Prediction of brain age using structural magnetic resonance imaging: A comparison of accuracy and test–retest reliability of publicly available software packages
Brain age prediction algorithms using structural magnetic resonance imaging (MRI) aim to assess the biological age of the human brain. The difference between a person's chronological age and the estimated brain age is thought to reflect deviations from a normal aging trajectory, indicating a slower or accelerated biological aging process. Several pre‐trained software packages for predicting brain age are publicly available. In this study, we perform a comparison of such packages with respect to (1) predictive accuracy, (2) test–retest reliability, and (3) the ability to track age progression over time. We evaluated the six brain age prediction packages: brainageR, DeepBrainNet, brainage, ENIGMA, pyment, and mccqrnn.
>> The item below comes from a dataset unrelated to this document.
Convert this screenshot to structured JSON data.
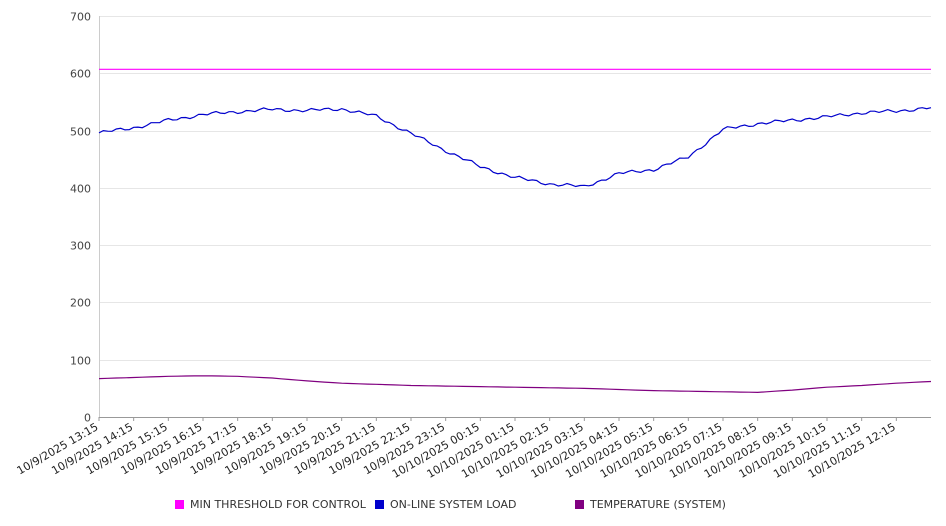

The accuracy and test–retest reliability were assessed on MRI data from 372 healthy people aged between 18.4 and 86.2 years (mean 38.7 ± 17.5 years). All packages showed significant correlations between predicted brain age and chronological age ( r  = 0.66–0.97, p  < 0.001), with pyment displaying the strongest correlation. The mean absolute error was between 3.56 (pyment) and 9.54 years (ENIGMA). brainageR, pyment, and mccqrnn were superior in terms of reliability (ICC values between 0.94–0.98), as well as predicting age progression over a longer time span. Of the six packages, pyment and brainageR consistently showed the highest accuracy and test–retest reliability.